Metagenomic Anaysis of Nasal Microbiota-Derived Extracellular Vesicle in Patients with Allergic Rhinitis
Nasal Microbiota is crucial for the pathogenesis of allergic rhinitis (AR). However, never study investigates the microbiota in nasal extracellular vesicles (EVs). Objective: We aim to compare the microbiome composition and diversity in EVs between AR and health controls (HCs), and reveal the potential metabolic mechanisms in AR. Eosinophil count and serum immunoglobulin E (IgE) were measured in AR patients (n=20) and HCs (n=19). Nasal EVs were identified by transmission electron microscopy and
... flow cytometry. 16S rRNA sequencing was used to profile microbial communities. Alpha and beta diversity were analyzed to reflect the microbial diversity. Taxonomic abundance was analyzed based on linear discriminant analysis effect size (LEfSe).
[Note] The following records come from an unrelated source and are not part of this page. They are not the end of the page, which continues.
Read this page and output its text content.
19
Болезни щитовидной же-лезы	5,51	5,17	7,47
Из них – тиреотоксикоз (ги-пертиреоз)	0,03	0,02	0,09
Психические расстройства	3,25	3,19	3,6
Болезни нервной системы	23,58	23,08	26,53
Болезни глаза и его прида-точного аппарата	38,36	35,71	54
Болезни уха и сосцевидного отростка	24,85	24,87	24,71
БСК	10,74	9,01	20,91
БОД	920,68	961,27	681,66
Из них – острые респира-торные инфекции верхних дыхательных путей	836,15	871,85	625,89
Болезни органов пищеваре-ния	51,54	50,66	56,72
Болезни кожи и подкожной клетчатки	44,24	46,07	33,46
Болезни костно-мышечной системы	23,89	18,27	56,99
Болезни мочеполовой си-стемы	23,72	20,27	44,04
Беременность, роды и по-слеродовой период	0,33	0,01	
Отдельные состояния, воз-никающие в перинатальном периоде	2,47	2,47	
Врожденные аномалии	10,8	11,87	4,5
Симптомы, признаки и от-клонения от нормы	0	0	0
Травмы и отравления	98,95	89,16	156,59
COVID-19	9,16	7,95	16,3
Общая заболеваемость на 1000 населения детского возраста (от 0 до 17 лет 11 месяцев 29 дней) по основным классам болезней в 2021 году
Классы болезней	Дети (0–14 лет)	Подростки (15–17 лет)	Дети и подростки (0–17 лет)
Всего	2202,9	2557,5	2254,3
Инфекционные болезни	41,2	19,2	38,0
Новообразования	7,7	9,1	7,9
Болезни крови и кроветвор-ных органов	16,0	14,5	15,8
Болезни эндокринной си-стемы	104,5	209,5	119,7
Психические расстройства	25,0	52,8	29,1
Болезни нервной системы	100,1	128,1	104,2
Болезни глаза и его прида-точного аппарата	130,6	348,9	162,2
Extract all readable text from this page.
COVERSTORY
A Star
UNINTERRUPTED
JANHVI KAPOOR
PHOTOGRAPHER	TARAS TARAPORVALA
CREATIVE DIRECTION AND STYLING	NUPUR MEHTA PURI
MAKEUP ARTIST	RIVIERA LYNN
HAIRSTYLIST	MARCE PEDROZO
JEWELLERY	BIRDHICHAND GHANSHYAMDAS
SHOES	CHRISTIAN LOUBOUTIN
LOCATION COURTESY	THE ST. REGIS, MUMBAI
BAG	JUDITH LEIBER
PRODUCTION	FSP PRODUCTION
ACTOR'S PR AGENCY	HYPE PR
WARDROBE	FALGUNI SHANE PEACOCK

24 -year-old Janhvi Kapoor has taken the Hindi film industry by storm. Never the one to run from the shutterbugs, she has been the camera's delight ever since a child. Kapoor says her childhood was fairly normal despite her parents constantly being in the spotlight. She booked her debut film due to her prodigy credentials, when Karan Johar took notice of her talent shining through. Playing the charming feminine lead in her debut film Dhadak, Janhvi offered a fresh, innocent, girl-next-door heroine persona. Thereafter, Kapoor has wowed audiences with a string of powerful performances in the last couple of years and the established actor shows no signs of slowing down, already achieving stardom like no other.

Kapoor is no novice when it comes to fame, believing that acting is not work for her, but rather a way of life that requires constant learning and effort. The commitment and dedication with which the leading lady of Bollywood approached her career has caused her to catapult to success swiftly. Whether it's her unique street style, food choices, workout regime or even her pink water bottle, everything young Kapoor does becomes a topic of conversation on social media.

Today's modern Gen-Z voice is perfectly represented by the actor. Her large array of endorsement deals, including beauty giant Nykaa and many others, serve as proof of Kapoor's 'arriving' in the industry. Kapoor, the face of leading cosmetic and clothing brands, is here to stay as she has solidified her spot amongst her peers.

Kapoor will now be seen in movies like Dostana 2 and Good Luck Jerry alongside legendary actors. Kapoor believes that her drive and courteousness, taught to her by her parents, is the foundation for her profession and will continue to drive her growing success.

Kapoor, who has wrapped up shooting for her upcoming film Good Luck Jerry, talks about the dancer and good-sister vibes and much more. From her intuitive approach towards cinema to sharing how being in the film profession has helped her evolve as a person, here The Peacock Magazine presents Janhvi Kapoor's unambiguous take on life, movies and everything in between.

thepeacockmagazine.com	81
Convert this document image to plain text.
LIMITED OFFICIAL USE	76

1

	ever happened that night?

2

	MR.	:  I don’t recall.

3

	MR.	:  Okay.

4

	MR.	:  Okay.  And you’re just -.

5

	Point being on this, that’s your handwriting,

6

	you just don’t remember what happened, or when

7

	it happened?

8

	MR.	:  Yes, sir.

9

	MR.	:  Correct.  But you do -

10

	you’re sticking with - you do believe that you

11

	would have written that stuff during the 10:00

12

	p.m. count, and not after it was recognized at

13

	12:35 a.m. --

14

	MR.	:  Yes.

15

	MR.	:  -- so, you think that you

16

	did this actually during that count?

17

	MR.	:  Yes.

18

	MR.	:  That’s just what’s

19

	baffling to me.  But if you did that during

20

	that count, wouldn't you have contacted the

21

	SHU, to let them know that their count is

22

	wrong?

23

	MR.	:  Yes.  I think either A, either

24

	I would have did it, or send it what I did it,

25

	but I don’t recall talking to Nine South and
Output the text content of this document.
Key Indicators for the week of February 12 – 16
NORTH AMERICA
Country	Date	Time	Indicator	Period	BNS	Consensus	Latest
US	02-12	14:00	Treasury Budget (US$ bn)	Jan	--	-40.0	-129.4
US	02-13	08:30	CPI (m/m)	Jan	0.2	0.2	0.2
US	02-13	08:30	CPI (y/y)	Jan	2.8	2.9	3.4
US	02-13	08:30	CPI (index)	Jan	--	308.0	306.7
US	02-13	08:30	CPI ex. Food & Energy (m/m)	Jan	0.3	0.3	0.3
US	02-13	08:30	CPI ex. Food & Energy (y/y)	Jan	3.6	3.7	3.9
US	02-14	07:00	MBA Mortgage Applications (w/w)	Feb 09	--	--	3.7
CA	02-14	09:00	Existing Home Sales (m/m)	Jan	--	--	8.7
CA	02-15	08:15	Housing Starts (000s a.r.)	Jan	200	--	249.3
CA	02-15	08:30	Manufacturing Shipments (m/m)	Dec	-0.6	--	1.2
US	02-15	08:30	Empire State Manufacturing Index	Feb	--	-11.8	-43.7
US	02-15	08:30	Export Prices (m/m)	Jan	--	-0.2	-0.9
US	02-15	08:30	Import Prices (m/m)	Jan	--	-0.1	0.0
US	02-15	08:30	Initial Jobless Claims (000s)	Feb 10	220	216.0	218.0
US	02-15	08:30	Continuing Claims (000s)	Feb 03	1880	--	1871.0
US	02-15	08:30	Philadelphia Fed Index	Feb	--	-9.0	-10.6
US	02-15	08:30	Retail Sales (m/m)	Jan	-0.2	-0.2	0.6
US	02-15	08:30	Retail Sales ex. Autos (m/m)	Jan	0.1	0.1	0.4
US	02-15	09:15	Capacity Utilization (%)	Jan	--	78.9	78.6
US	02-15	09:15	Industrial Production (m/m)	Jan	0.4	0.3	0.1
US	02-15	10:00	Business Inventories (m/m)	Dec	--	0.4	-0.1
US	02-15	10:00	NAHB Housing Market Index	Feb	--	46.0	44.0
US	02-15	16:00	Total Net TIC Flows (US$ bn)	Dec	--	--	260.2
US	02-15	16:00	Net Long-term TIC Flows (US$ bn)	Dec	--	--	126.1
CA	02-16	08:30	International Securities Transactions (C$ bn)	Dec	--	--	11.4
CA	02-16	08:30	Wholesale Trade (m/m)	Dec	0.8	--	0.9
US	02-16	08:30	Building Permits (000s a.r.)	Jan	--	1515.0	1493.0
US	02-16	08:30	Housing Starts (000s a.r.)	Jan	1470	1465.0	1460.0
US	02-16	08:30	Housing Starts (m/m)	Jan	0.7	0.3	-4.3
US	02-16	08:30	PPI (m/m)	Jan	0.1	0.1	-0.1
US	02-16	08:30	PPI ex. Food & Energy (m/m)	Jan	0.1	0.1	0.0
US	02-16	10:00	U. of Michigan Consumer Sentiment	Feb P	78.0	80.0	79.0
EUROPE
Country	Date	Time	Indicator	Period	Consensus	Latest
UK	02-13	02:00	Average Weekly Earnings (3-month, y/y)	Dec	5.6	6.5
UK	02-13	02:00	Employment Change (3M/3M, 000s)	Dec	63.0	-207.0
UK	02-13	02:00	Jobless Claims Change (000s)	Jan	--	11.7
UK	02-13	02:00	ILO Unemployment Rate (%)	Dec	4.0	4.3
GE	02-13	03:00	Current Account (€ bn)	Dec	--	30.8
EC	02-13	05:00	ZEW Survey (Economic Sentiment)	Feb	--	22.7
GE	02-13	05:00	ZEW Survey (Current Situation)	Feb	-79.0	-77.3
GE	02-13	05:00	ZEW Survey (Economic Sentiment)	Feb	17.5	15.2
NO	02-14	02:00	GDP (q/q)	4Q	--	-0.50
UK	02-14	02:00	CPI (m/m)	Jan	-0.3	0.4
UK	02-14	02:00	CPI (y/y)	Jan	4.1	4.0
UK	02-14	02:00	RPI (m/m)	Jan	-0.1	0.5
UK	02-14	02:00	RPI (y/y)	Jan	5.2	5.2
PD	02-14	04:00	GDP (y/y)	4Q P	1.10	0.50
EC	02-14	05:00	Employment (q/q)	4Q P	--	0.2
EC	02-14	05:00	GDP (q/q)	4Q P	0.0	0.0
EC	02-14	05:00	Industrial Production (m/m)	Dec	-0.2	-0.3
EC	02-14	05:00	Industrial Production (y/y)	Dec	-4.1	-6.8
Microbial metabolic pathways were characterized using PICRUSt and KEGG analyses. Eosinophils, total serum IgE, and specific IgE to Dermatophagoides were increased in AR patients. Alpha diversity in nasal EVs from AR patients were lower than that in HCs. Beta diversity showed the microbiome differences between AR and HCs. Microbial abundance was distinct between AR and HCs at different taxonomic levels. The significant higher level of genera Acetobacter, Mycoplasma, Escherichia and Halomonas in AR patients than those in HCs. Conversely, the genera Zoogloea, Streptococcus, Burkholderia as well as Pseudomonas were more abundant in the HCs group. Moreover, 35 microbial metabolic pathways were different between AR and HCs, and 25 pathways were more abundant in AR. AR patients had distinguished microbiota characteristics in nasal EVs compared with HCs. The metabolic mechanisms of microbiota regulating AR development also altered. The nasal fluid may reflect the specific pattern of microbiome EVs in patients with AR.